One does not always think that philosophical ideas of existentialism and phenomenology have contributed to the study of human consciousness and subjective experience. What this philosophy helps us do is to create the design of more human-like and empathic artificial intelligence in the near future.

Professor Yuval Noah Harari (AI and the Future of Humanity (see here)) recently even went so far as to say that one can no longer speak of “artificial” intelligence. It becomes a form of non-human intelligence, something that leaves one bewildered and which is developing even faster.

One thing is certain. AI is going to change the world and the transition is now going to be as big as the difference between the Middle Ages and modern times.
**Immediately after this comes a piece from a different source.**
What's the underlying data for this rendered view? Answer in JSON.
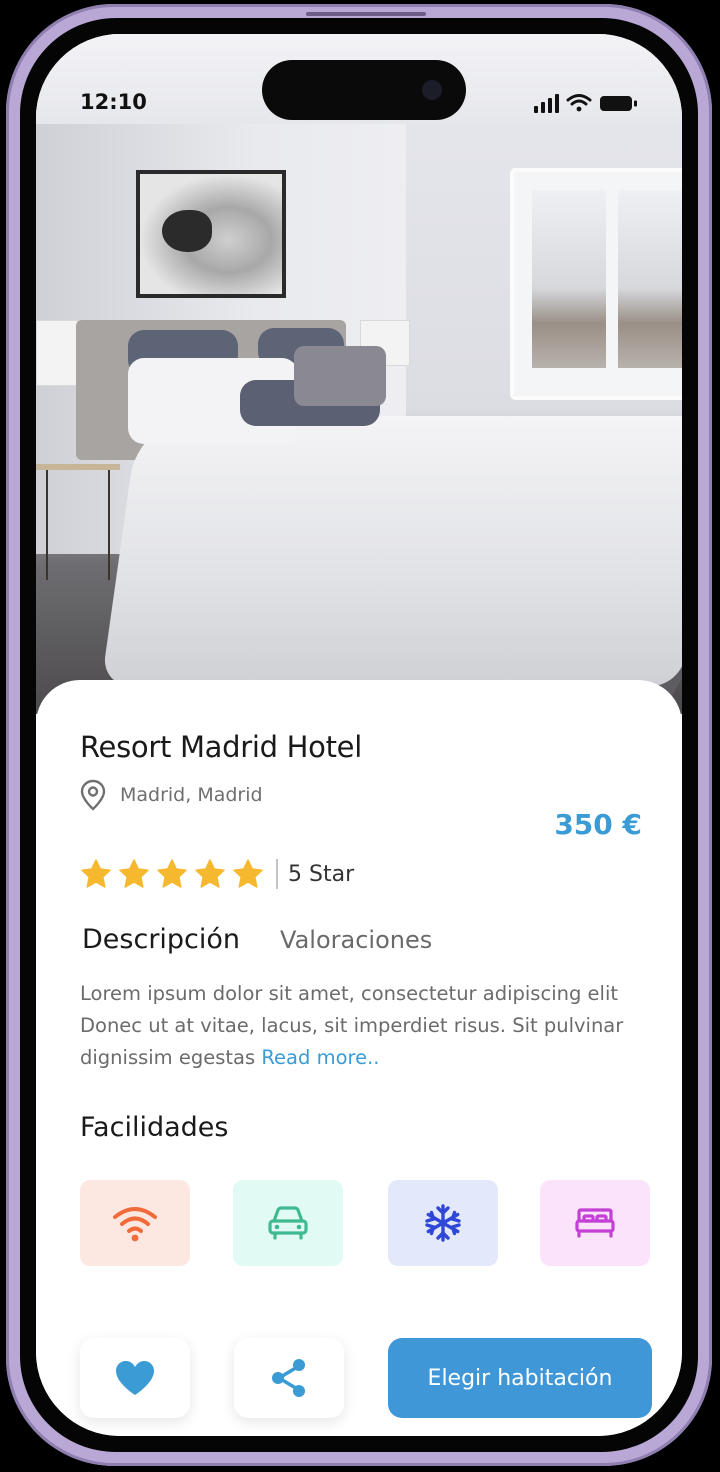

We live in one of the most revolutionary times in history. And Western thought has everything to do with it. It is not at all wise to think that one can walk away from it. One has to build on it. Otherwise, you miss the greatest opportunities in one of the greatest revolutionary times of history. One can be proud of the Western heritage. Jordan Peterson, despite many things he sometimes says incorrectly, is correct when he observes that it is not at all wise to want to declare a culture war with Western civilization, or to want to undermine its considerable wealth. Maintain and Build. That should be the motto.

If you haven’t already, ask ChatGPT some questions. About anything. Even in Afrikaans! Ask it to write you a poem about Pretoria’s Jacarandas in September. The more precise your question, the different the answer. And each answer will be different for each person. It is truly remarkable.

  • Kobus Kok is head of department of New Testament Studies at the Evangelische Theologische Faculteit Leuven in Belgium, and Professor Extraordinarius at the University of Pretoria.